Pemerintah Kabupaten (Pemkab) Aceh Tamiang menyambut baik atas bantuan CSR perusahaan pelat merah bagi kelompok petani aren setempat, karena di wilayah yang merupakan pintu gerbang masuk ke Provinsi Aceh hingga kini masih melakukan produksi gula aren secara tradisional.

"Kami mengucapkan sangat-sangat terimakasih ke pihak Pertamina, karena sudah mengalokasikan dana melalui CSR bagi pelaku usaha untuk pengembangan gula aren," ucap Kepala Dinas Koperasi, Usaha Kecil Menengah dan Perindustrian Aceh Tamiang, Rafii.

Pihaknya meyakini, adanya dana CSR Pertamina EP yang relatif cukup besar, maka bisa membantu berbagai peralatan produksi gula aren. Sehingga produk yang dihasilkan lebih baik, higienis, dan lebih banyak nantinya.

Seperti diketahui, tanaman aren merupakan salah satu potensi unggulan di sektor perkebunan Aceh Tamiang, selain sawit, karet, kakao, pinang, kelapa, sagu, nilam, kopi, kapuk, dan kemiri di jalur timur Aceh berjarak 136 kilometer dari Medan, ibu kota Provinsi Sumatera Utara.

Di awal masa pemerintahan Bupati Aceh Tamiang Mursil menjabat di akhir Desember 2017, tercatat kebun Arenga pinnata seluas 26 hektare dengan angka produksi sekitar 15,3 ton per tahun.

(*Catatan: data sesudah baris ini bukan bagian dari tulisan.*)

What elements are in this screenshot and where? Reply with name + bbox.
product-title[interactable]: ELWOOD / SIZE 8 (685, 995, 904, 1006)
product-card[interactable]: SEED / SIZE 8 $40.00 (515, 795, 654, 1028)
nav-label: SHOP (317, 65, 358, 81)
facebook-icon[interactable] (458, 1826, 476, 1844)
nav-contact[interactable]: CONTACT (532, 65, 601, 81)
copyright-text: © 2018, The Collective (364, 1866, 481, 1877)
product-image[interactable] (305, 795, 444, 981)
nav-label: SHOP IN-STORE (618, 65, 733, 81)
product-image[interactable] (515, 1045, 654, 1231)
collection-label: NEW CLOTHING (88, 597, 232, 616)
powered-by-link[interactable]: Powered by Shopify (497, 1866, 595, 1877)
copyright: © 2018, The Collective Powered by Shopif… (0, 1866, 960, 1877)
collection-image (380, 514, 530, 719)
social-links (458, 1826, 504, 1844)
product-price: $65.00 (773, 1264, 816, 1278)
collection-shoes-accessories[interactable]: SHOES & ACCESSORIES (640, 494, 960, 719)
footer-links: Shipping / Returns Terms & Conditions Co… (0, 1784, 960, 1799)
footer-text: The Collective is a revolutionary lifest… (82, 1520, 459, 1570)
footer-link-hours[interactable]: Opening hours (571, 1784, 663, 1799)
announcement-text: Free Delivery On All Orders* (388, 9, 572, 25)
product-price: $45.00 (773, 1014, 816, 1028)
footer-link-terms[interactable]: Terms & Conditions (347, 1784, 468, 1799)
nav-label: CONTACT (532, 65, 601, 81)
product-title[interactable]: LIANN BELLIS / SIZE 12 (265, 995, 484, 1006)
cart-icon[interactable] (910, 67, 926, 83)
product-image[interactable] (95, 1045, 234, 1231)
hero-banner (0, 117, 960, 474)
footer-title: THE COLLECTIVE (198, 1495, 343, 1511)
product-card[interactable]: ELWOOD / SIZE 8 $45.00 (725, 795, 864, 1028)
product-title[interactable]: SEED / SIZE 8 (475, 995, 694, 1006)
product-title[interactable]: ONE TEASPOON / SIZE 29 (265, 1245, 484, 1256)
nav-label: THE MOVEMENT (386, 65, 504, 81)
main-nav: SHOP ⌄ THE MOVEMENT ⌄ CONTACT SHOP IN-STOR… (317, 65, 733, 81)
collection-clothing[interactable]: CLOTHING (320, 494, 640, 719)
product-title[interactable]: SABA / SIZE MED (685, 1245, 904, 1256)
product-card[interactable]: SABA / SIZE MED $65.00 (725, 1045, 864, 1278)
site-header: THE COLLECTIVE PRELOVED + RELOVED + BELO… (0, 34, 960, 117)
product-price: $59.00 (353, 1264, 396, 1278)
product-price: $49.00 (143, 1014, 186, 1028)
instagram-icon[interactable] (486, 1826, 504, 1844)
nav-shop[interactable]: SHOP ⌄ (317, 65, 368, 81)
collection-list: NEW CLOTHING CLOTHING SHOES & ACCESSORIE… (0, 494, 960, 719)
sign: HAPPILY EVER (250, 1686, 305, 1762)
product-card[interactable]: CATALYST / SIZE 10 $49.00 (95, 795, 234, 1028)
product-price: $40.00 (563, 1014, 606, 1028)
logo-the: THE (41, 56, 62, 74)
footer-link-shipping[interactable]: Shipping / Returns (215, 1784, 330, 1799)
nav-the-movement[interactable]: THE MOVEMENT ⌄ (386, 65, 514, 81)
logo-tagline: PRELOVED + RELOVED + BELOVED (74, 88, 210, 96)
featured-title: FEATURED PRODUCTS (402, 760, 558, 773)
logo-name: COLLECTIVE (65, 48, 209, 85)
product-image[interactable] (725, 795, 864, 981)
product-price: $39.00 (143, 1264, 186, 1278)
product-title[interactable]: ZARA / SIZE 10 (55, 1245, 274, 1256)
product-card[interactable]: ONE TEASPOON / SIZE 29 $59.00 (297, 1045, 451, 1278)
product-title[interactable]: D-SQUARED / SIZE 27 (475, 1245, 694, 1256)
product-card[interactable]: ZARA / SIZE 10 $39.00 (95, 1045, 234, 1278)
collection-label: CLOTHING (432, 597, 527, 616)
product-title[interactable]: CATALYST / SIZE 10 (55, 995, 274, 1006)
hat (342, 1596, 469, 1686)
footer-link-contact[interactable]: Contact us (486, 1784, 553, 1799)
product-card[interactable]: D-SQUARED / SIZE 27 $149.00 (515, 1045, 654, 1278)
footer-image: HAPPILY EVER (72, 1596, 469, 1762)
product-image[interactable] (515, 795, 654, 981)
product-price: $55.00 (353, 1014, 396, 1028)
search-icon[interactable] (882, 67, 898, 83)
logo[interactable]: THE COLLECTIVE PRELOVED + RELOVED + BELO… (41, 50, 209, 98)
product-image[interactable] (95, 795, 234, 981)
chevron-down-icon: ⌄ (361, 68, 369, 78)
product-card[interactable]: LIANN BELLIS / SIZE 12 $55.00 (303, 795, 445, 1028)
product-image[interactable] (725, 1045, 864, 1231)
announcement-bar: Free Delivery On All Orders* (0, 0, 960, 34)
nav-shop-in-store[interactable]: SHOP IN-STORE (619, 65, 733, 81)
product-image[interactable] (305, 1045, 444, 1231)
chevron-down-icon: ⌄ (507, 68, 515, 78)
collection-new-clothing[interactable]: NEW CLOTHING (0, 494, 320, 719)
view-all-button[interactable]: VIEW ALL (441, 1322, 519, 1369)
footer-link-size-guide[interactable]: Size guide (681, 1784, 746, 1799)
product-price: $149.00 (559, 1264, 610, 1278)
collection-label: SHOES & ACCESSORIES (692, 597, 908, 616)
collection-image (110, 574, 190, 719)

"Hari ini kan, kurang higienis. Jadi kalau dibina melalui Pertamina, dan nanti juga terlibat di sini Dinas Koperasi, Usaha Kecil Menengah dan Perindustrian. Kita akan kelola hasil (produk) gula aren dengan pengemasan lebih baik, menarik, dan kita merekin," tuturnya.

"Kita bisa pasarkan ke minimarket, dan waralaba di tingkat lokal. Nanti juga akan kita bantu dalam hal pendaftaran, hasil industri rumah tangga. Selain izin-izin yang lainnya," tegas Rafii.

Sudah saatnya bagi petani gula aren memurnikan produk, sembari mengikuti berbagai pelatihan di industri hilir demi menghasilkan ciri khas dari gula aren.

Sinergi dunia usaha dan pemerintah daerah merupakan suatu keharusan, sesuai porsinya dalam mengangkat kesejahteraan petani lokal yang menghasilkan suatu produk, terutama di masa pandemi COVID-19.